Not all of these large firms were, however, meeting the requirement for CSR expenditures to be at least 2% of their profits. Amongst the top 20 spenders on CSR, the largest CSR to profit ratio was 8% for BHEL and the lowest ratio was 0.8% for ONGC and HDFC. Even after one year of implementation (FY15), only 52% of the firms that come under the purview of the law reported any positive CSR expenditure and about 80% were not fully complying with the Act. Only about 20% of the firms that came under the law were spending the required 2% of their profits on CSR activities. On average, the firms covered by the Act spent only 0.8% of their profits on CSR. If all the eligible firms in our sample had complied with the CSR Act, about `13,200 crore would have been spent on CSR activities. However, the actual CSR expenditure was only 38% of this mandated expenditure in 2016.
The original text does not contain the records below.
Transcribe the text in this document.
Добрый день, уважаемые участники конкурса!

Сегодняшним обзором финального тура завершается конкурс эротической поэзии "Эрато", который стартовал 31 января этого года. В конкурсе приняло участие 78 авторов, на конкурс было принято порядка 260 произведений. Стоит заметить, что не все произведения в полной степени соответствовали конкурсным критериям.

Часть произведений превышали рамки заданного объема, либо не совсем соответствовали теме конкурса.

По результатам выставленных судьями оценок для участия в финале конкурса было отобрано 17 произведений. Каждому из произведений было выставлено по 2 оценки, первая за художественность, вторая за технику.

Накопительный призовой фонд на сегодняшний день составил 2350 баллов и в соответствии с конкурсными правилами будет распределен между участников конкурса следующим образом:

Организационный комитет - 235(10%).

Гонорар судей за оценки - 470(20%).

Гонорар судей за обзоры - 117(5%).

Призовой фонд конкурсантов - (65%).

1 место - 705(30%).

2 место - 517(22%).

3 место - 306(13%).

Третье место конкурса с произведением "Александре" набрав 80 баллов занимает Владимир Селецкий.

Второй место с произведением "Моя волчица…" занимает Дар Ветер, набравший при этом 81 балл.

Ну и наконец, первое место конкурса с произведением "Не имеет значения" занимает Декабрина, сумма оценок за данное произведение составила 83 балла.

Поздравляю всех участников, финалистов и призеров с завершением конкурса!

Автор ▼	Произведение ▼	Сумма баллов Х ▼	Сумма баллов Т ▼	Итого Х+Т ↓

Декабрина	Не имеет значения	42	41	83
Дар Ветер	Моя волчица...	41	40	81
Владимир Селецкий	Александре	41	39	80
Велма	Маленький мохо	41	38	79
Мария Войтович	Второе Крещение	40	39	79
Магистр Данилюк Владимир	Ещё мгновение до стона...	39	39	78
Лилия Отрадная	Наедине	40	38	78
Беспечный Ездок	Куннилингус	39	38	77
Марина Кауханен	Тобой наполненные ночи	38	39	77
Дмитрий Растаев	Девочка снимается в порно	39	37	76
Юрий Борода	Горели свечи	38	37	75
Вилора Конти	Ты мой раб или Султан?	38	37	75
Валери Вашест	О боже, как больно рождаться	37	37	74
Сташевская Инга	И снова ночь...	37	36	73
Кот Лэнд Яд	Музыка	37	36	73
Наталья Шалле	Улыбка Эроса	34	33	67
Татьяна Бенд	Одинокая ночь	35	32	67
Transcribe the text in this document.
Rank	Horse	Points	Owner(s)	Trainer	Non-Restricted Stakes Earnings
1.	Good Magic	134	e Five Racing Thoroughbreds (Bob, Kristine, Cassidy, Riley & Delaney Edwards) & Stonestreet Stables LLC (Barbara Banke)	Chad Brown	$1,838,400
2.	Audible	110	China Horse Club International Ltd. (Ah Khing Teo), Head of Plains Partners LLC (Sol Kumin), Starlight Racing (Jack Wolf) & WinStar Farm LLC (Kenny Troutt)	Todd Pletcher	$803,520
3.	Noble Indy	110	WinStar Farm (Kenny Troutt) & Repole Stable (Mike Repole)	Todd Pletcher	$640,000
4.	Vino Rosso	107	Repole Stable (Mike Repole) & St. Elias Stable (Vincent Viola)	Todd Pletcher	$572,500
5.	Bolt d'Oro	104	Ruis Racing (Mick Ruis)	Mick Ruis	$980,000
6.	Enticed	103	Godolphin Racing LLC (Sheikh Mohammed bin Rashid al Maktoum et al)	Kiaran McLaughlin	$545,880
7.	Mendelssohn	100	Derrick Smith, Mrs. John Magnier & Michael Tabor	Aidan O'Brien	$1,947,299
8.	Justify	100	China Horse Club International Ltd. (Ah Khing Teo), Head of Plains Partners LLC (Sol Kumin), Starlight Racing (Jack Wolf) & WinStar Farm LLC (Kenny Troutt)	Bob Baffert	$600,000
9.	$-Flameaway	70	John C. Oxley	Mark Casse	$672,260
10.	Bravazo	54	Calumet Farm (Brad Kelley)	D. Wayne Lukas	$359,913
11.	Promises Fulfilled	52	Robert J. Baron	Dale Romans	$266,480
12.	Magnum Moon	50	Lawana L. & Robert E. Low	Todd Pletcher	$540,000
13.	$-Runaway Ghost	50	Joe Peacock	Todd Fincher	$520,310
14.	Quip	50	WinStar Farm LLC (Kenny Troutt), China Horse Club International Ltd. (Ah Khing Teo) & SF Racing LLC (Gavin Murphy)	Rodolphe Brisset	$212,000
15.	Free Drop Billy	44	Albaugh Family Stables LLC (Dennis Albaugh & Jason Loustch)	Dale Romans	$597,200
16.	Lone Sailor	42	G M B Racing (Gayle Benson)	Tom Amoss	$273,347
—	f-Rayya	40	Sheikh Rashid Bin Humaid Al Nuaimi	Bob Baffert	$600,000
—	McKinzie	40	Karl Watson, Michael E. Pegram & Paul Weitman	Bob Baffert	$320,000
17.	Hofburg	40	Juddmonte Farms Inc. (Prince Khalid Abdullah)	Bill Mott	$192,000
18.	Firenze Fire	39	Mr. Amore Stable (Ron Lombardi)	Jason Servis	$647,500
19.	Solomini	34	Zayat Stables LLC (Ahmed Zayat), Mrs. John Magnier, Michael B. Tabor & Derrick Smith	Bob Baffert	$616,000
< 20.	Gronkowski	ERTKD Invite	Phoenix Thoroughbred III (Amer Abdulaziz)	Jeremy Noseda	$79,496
The CSR Act is transferring at least some of the responsibility for meeting the sustainable development goals of India to the corporate sector that has the resources and management experience to contribute. The successful implementation of the Act faces several challenges. The first is to ensure compliance. In the absence of penalties or sanctions for non-compliance, firms have incentives to comply only if their stakeholder’s care and their shareholders reward them for being socially responsible. Strong societal pressure and peer pressure from other competitors are critical to provide incentives for firms to comply with the Act. Second, there is a critical need to ensure that the large funds being mobilized by this Act are utilized effectively. Firms acting in isolation or individually may fail to contribute to meeting the sustainability goals of the country without coordination of the projects on which they are spending the funds. Vision and coordination of firm-level activities are needed by the government to avoid piece-meal projects that fail due to lack of supporting institutions and infrastructure. For example, it is not sufficient to build toilets in an effort to improve sanitation; provision of water supply to the toilets is critical for their use. Thus, projects need to be developed in conjunction with local government and with local community involvement to ensure that they meet the local needs. Third, the CSR Act can create incentives for firms to switch funds from other philanthropic activities to CSR; whether the Act leads to mobilisation of additional resources remains to be seen. The CSR Act is an initial step, but realising its full potential requires concerted action by the government, corporations, civil society and markets.